The equivalent of a fragment sentence remains– why, if I usually abandon these little thoughtcapades, have I held onto this one to the point that I’ve bothered to write about it here <especially when I feel like I’m saying nothing at all>? My post hoc rationalization is that my grad school life lessons become increasingly lucid and pervasive. And shouldn’t one share lucid and pervasive things? Well, I am anyway. So here are some things I now know about life that I learned in grad school that I’ve been thinking on today.
1. TNSTAAFL, there’s no such thing as a free graduate education–er, um, I mean lunch. Despite what the purveyors may tell you, the food is not free. And it is not free because the costs–such as where you have to eat that lunch, how you have to eat it, and who feeds it to you–are hidden. So, TNSTAAFL. White bread and hot dogs give me heartburn. I wish they weren’t served to me on styrofoam plates by puppets.
2. Institutions Are Not Your Friends. By their very nature, institutional structures are concerned with self-preservation and their social import reaches far beyond the reason that the institution exists. Think about the fact that changes to our energy policies are more concerned with job creation/loss and national security than they are with optimal and efficient delivery of energy. Likewise, only in a narrow sense are educational institutions concerned with the “noble” task of enlightening the masses. Education is what they say they do. What educational systems actually do is perpetuate an elite power structure rooted in esoterically communicated “knowledge” (translation: one way of knowing the world) and socially privilege that way of knowing the world.
3. With rare exception, Professional Prestige is Field-Specific. Do you know who Randall Collins is? Preeminent social theorist? Interaction Ritual Chains? Wrote a few detective, mystery type novels along the way? Not ringing any bells? Exactly. If you’re a sociologist, you knew this dude right away. And if you’re my kind of sociologist, then he’s probably your favorite living theorist. If you’re not a sociologist, odds are you’ve never heard of this guy, this amazing sociological thinker.

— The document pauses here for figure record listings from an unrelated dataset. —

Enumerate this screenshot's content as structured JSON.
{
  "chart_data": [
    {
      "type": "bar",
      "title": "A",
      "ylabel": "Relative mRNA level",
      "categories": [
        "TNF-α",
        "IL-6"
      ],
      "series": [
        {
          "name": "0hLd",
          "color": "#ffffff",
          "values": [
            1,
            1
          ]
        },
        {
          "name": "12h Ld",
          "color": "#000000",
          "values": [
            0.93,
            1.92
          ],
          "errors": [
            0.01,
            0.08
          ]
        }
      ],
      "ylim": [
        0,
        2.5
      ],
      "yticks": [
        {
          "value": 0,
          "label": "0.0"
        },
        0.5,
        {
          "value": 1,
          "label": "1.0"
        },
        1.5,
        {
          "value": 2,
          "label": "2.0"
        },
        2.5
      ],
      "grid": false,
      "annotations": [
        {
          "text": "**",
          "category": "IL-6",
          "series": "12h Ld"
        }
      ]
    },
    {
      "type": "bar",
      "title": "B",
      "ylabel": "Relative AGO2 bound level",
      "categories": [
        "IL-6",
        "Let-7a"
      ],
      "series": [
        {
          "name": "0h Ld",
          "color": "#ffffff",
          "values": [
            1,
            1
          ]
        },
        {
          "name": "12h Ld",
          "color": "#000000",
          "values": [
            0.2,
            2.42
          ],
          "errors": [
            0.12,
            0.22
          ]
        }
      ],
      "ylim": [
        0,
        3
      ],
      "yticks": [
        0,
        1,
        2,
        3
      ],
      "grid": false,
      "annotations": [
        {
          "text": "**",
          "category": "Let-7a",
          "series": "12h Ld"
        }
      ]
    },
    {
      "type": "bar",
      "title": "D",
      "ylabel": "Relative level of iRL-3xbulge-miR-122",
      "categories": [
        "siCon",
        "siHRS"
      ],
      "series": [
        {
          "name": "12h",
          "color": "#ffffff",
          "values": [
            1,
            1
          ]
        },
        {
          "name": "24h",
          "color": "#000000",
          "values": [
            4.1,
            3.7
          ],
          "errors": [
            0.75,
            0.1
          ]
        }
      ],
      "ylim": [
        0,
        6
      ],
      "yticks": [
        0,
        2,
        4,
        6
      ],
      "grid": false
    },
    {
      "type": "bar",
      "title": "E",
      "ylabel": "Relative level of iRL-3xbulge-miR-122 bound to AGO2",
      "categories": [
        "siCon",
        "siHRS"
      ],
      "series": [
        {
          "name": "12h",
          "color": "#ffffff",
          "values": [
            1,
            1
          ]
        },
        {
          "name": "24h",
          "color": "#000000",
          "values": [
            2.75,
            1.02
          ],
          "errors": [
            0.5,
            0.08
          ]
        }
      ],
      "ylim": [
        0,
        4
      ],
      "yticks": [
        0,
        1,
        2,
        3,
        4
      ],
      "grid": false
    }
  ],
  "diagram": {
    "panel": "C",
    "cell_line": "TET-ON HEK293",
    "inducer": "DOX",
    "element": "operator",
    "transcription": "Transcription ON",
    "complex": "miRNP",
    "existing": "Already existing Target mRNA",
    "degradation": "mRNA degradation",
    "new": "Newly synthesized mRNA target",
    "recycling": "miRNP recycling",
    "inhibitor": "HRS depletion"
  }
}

And it cuts both ways– I don’t know the big wigs in political science, physics, neuroscience, etc. Now, the hard sciences have more social cred, of course, so cross-disciplinary or popular prestige is somewhat more likely (baring in mind the unlikeliness of such in-field prestige for any one scholar). But the point is, if you are out to be a superstar, your fan club is likely to be small and niche. And this is not unique to academia as a profession. So if citations and name recognition are among your professional goals, you’ve got to ask yourself how many [your discipline here]‘s racing toward carpel tunnel it would take for you to feel like you’ve made it in [your discipline here].
What new things will grad school teach me this week?